When it comes to timber, untreated macrocarpa is the best choice for Southern Lakes conditions, lasting 10 to 15 years even in soil contact, well worth seeking out over cheaper, shorter-lived options.

Corrugated iron and repurposed heat-treated pallets are both good budget-friendly alternatives, though with pallets check the stamp on the side, using only ones marked HT or KD and avoiding anything marked MB or unstamped.

Horse manure is often loaded with weed seed, so it is best bagged up with a little moisture and left for a few months to heat up and break down, or added to your compost pile to break down further, while chicken manure is so concentrated it should always be composted first and used sparingly — both manures can go straight into a garden bed now if you are not planning to plant anything before spring.

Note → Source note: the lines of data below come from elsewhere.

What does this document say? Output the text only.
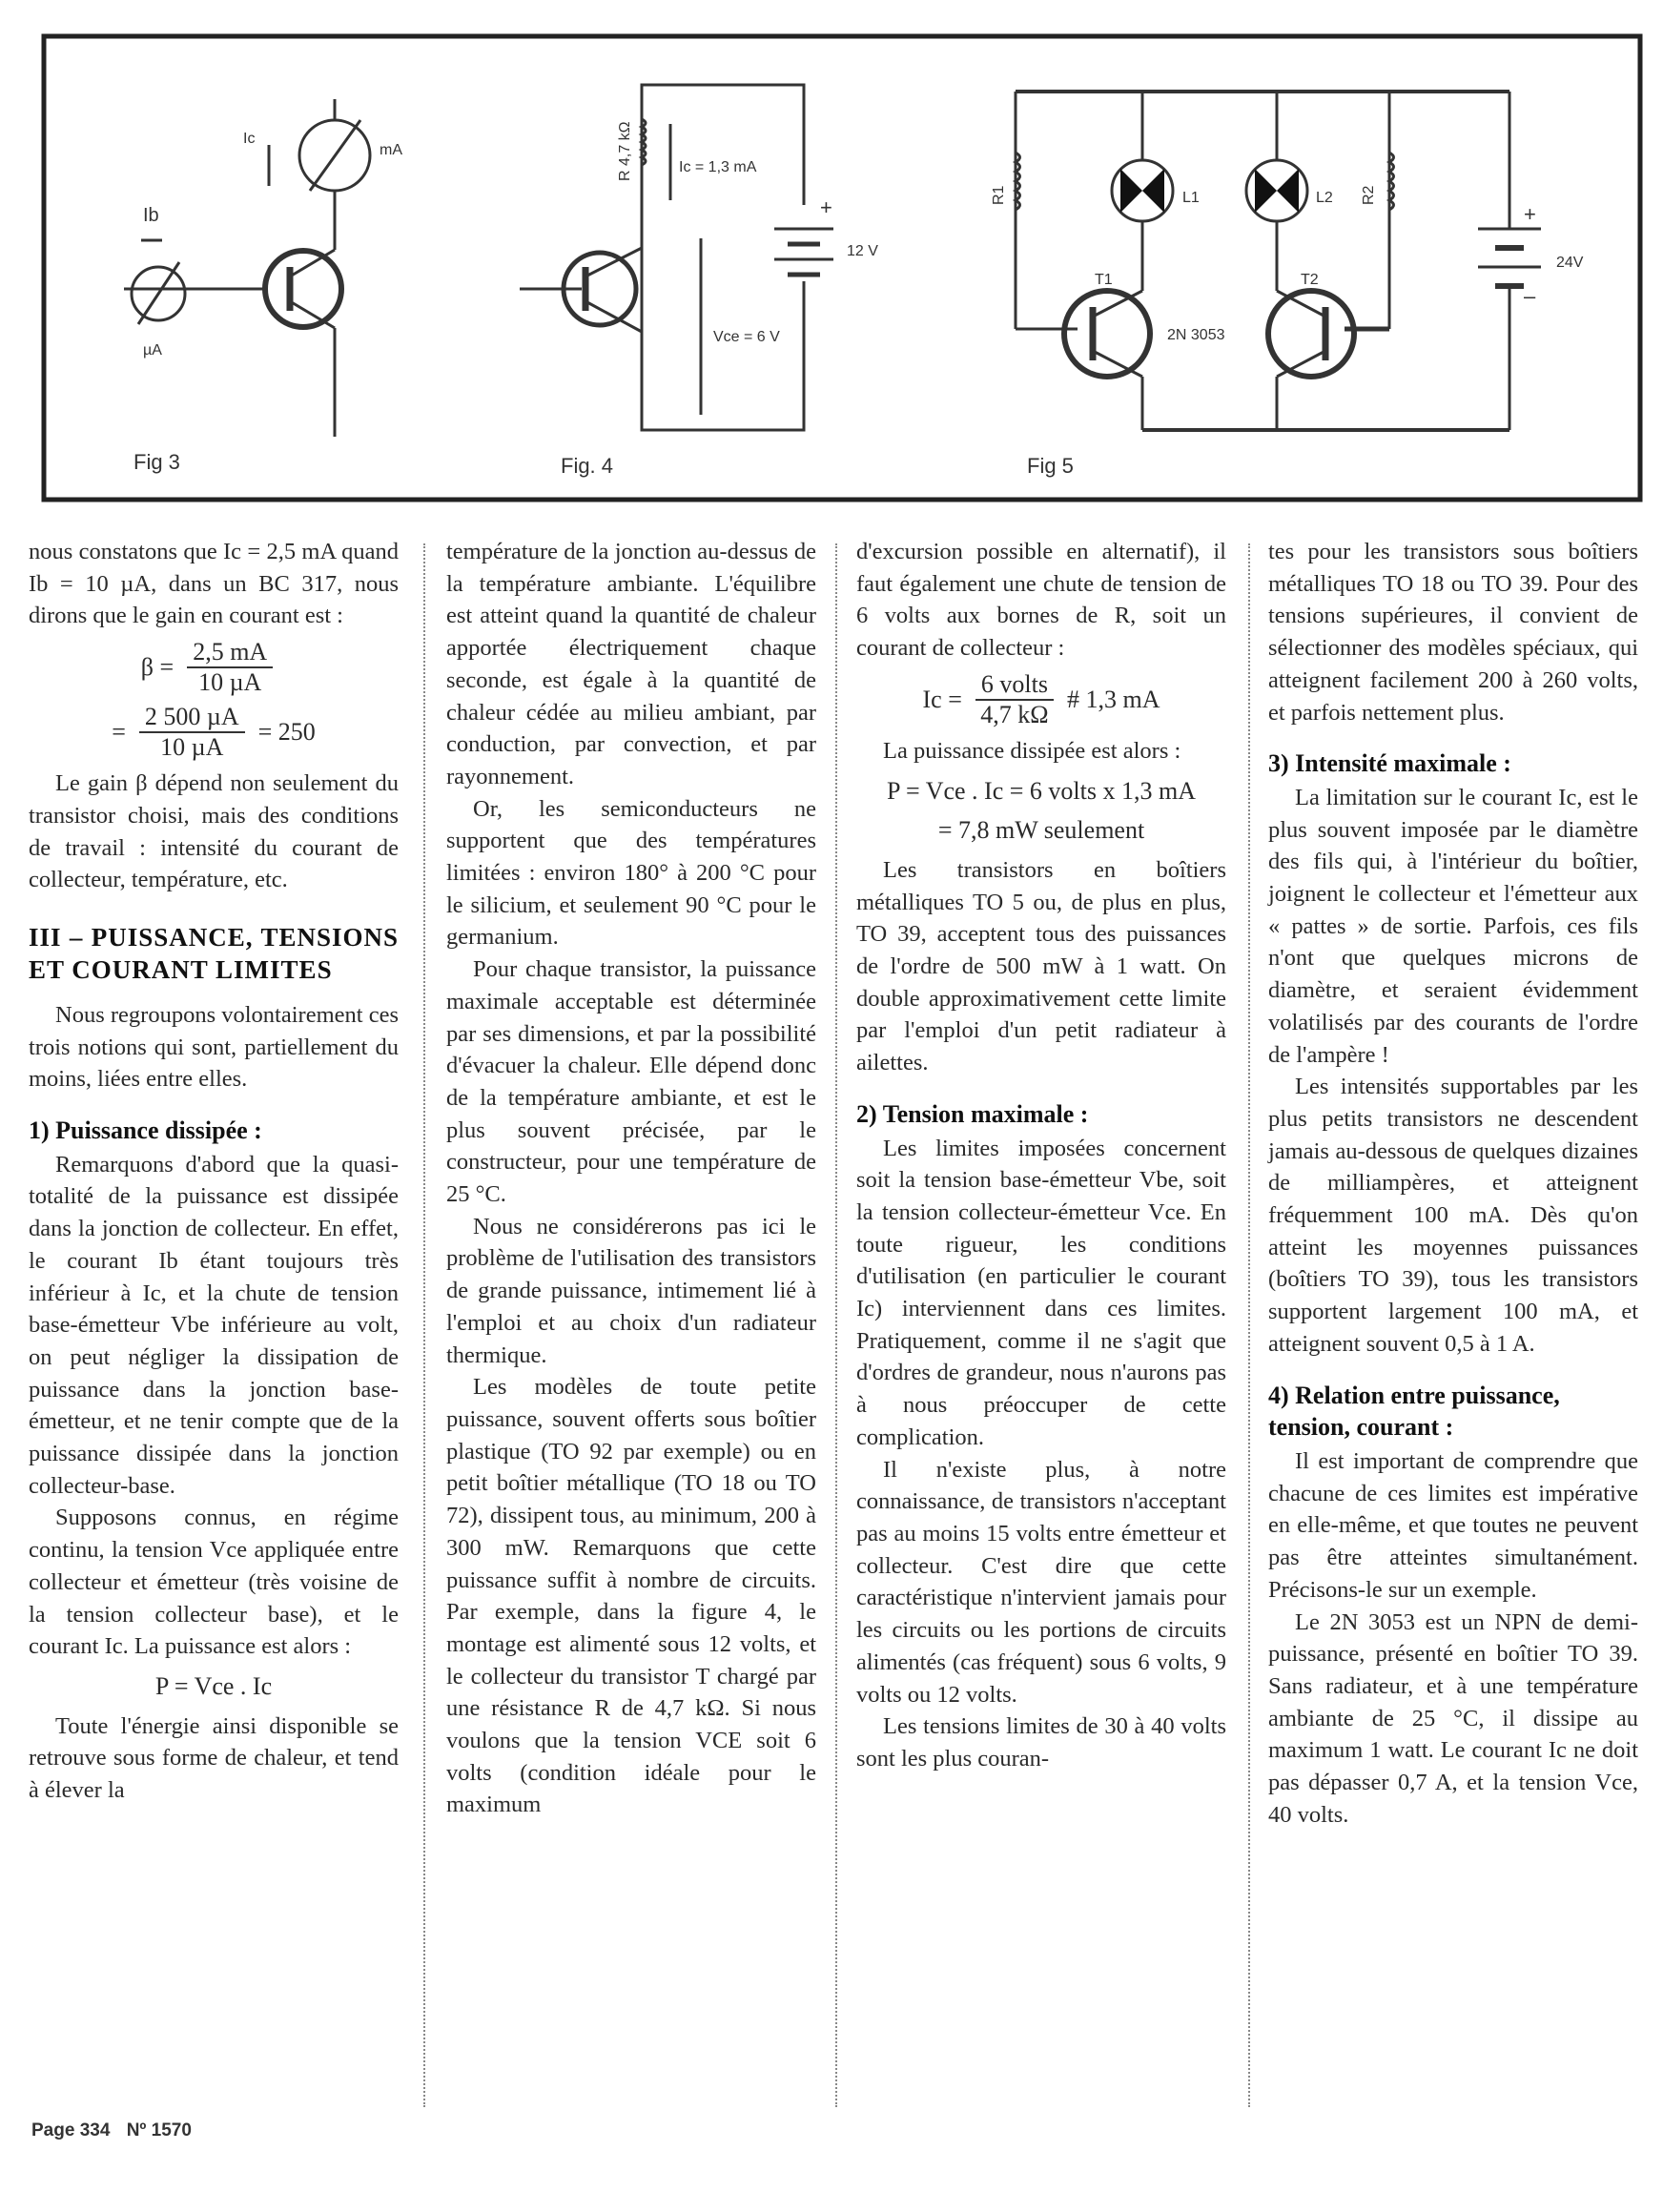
Ic
mA
Ib
µA
Fig 3
R 4,7 kΩ	Ic = 1,3 mA
+
12 V
Vce = 6 V
Fig. 4
R1	R2
L1	L2
T1	T2
2N 3053
+
–
24V
Fig 5
nous constatons que Ic = 2,5 mA quand Ib = 10 µA, dans un BC 317, nous dirons que le gain en courant est :
$\beta = \frac{2,5 mA}{\text{10 µA}}$
= $\frac{\text{2 500 µA}}{\text{10 µA}} = 250$
Le gain β dépend non seulement du transistor choisi, mais des conditions de travail : intensité du courant de collecteur, température, etc.
III – PUISSANCE, TENSIONS ET COURANT LIMITES
Nous regroupons volontairement ces trois notions qui sont, partiellement du moins, liées entre elles.
1) Puissance dissipée :
Remarquons d'abord que la quasi-totalité de la puissance est dissipée dans la jonction de collecteur. En effet, le courant Ib étant toujours très inférieur à Ic, et la chute de tension base-émetteur Vbe inférieure au volt, on peut négliger la dissipation de puissance dans la jonction base-émetteur, et ne tenir compte que de la puissance dissipée dans la jonction collecteur-base.
Supposons connus, en régime continu, la tension Vce appliquée entre collecteur et émetteur (très voisine de la tension collecteur base), et le courant Ic. La puissance est alors :
P = Vce . Ic
Toute l'énergie ainsi disponible se retrouve sous forme de chaleur, et tend à élever la
température de la jonction au-dessus de la température ambiante. L'équilibre est atteint quand la quantité de chaleur apportée électriquement chaque seconde, est égale à la quantité de chaleur cédée au milieu ambiant, par conduction, par convection, et par rayonnement.
Or, les semiconducteurs ne supportent que des températures limitées : environ 180° à 200 °C pour le silicium, et seulement 90 °C pour le germanium.
Pour chaque transistor, la puissance maximale acceptable est déterminée par ses dimensions, et par la possibilité d'évacuer la chaleur. Elle dépend donc de la température ambiante, et est le plus souvent précisée, par le constructeur, pour une température de 25 °C.
Nous ne considérerons pas ici le problème de l'utilisation des transistors de grande puissance, intimement lié à l'emploi et au choix d'un radiateur thermique.
Les modèles de toute petite puissance, souvent offerts sous boîtier plastique (TO 92 par exemple) ou en petit boîtier métallique (TO 18 ou TO 72), dissipent tous, au minimum, 200 à 300 mW. Remarquons que cette puissance suffit à nombre de circuits. Par exemple, dans la figure 4, le montage est alimenté sous 12 volts, et le collecteur du transistor T chargé par une résistance R de 4,7 kΩ. Si nous voulons que la tension VCE soit 6 volts (condition idéale pour le maximum
d'excursion possible en alternatif), il faut également une chute de tension de 6 volts aux bornes de R, soit un courant de collecteur :
$Ic = \frac{\text{6 volts}}{4,7 k\Omega}$ # 1,3 mA
La puissance dissipée est alors :
P = Vce . Ic = 6 volts x 1,3 mA
= 7,8 mW seulement
Les transistors en boîtiers métalliques TO 5 ou, de plus en plus, TO 39, acceptent tous des puissances de l'ordre de 500 mW à 1 watt. On double approximativement cette limite par l'emploi d'un petit radiateur à ailettes.
2) Tension maximale :
Les limites imposées concernent soit la tension base-émetteur Vbe, soit la tension collecteur-émetteur Vce. En toute rigueur, les conditions d'utilisation (en particulier le courant Ic) interviennent dans ces limites. Pratiquement, comme il ne s'agit que d'ordres de grandeur, nous n'aurons pas à nous préoccuper de cette complication.
Il n'existe plus, à notre connaissance, de transistors n'acceptant pas au moins 15 volts entre émetteur et collecteur. C'est dire que cette caractéristique n'intervient jamais pour les circuits ou les portions de circuits alimentés (cas fréquent) sous 6 volts, 9 volts ou 12 volts.
Les tensions limites de 30 à 40 volts sont les plus couran-
tes pour les transistors sous boîtiers métalliques TO 18 ou TO 39. Pour des tensions supérieures, il convient de sélectionner des modèles spéciaux, qui atteignent facilement 200 à 260 volts, et parfois nettement plus.
3) Intensité maximale :
La limitation sur le courant Ic, est le plus souvent imposée par le diamètre des fils qui, à l'intérieur du boîtier, joignent le collecteur et l'émetteur aux « pattes » de sortie. Parfois, ces fils n'ont que quelques microns de diamètre, et seraient évidemment volatilisés par des courants de l'ordre de l'ampère !
Les intensités supportables par les plus petits transistors ne descendent jamais au-dessous de quelques dizaines de milliampères, et atteignent fréquemment 100 mA. Dès qu'on atteint les moyennes puissances (boîtiers TO 39), tous les transistors supportent largement 100 mA, et atteignent souvent 0,5 à 1 A.
4) Relation entre puissance, tension, courant :
Il est important de comprendre que chacune de ces limites est impérative en elle-même, et que toutes ne peuvent pas être atteintes simultanément. Précisons-le sur un exemple.
Le 2N 3053 est un NPN de demi-puissance, présenté en boîtier TO 39. Sans radiateur, et à une température ambiante de 25 °C, il dissipe au maximum 1 watt. Le courant Ic ne doit pas dépasser 0,7 A, et la tension Vce, 40 volts.
Page 334 Nº 1570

Winter is also a brilliant time to get perennials in the ground, and if you don't already have herbs, rhubarb or artichokes, ask around, since neighbours dividing their own plants will often have spare roots or clumps to give away.

Jerusalem artichokes, delicious tubers, can be harvested right through winter once their stalks die back, and leaving the smallest tubers behind will give you next year's crop for free, but newcomers should choose their spot carefully, since any tuber left behind will resprout and these plants tend to stay put for good.
If you don't have currant bushes of your own, winter pruning is the time to ask a gardening friend for a few offcuts, since a 15 to 20 cm length of bare stem pushed into a pot of potting mix will usually root by spring.

Key things to check on seed packets include days to harvest, germination temperature, frost hardiness and final size, all of which help you choose what will actually succeed in our shortish growing season.
Garlic, strawberries and broad beans are still going in, but everything else outdoors can wait for August's longer days.